This is my favorite Einstein story.
Shortly before Einstein’s death, he realized he had very limited time left. He wrote to many of his former students, colleagues, and friends. He had decided to have a final audience with them in Princeton, New Jersey. He wanted to set up a situation wherein they could ask him any question about his work, his life, and his view of the future. He promised to answer any question, personal or scientific.
Around 300 people responded and, aware that Einstein’s energy was limited by his age and condition, they arranged to get together three days before the meeting. Their purpose was to sort out and prioritize their questions so that they would (1) not overtax this generous genius and (2) make sure the more important questions were answered first.

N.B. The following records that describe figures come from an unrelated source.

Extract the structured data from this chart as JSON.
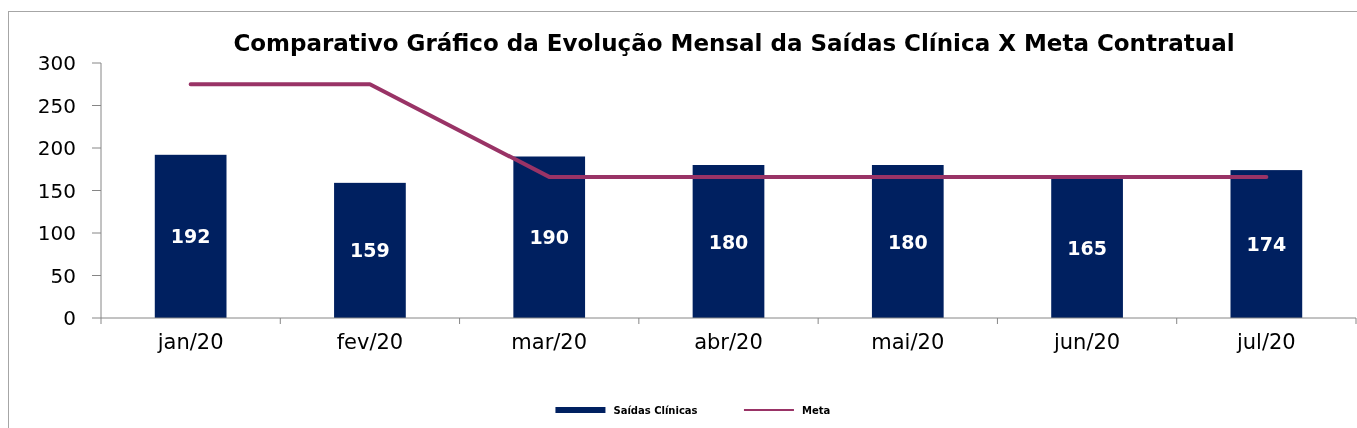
{
  "chart_data": {
    "type": "bar",
    "title": "Comparativo Gráfico da Evolução Mensal da Saídas Clínica X Meta Contratual",
    "categories": [
      "jan/20",
      "fev/20",
      "mar/20",
      "abr/20",
      "mai/20",
      "jun/20",
      "jul/20"
    ],
    "series": [
      {
        "name": "Saídas Clínicas",
        "color": "#002060",
        "values": [
          192,
          159,
          190,
          180,
          180,
          165,
          174
        ],
        "value_labels": [
          "192",
          "159",
          "190",
          "180",
          "180",
          "165",
          "174"
        ]
      },
      {
        "name": "Meta",
        "type": "line",
        "color": "#993366",
        "values": [
          275,
          275,
          166,
          166,
          166,
          166,
          166
        ]
      }
    ],
    "ylim": [
      0,
      300
    ],
    "yticks": [
      0,
      50,
      100,
      150,
      200,
      250,
      300
    ],
    "legend": "bottom"
  }
}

As the story goes, they rented a hotel in Princeton. For the first two and a half days, they did nothing but argue about which questions should be asked first. During the afternoon of the third day, a brilliant scientist from Europe proposed that, with no real prospect for agreement about which questions were the most important, they should ask the “old man himself” to designate the most important question they could ask.
That idea broke the stalemate and brought agreement to the group. Most of those attending suspected that Einstein would propose a question about his current interest, the Unified Field Theory.
The next morning, Einstein sat on the stage, in a rocking chair, before this audience representing many of the world’s most outstanding minds. The moderator asked for quiet and proposed the most agreed-on question: “Dr. Einstein, the first question we would like to ask you is: ‘What is the most important question we could ask today?'”
Without hesitation, Einstein replied, “The most important question you could ever ask is: ‘Is the Universe a friendly place?'” This was not the reply the audience anticipated, but it is the most important question we can ask.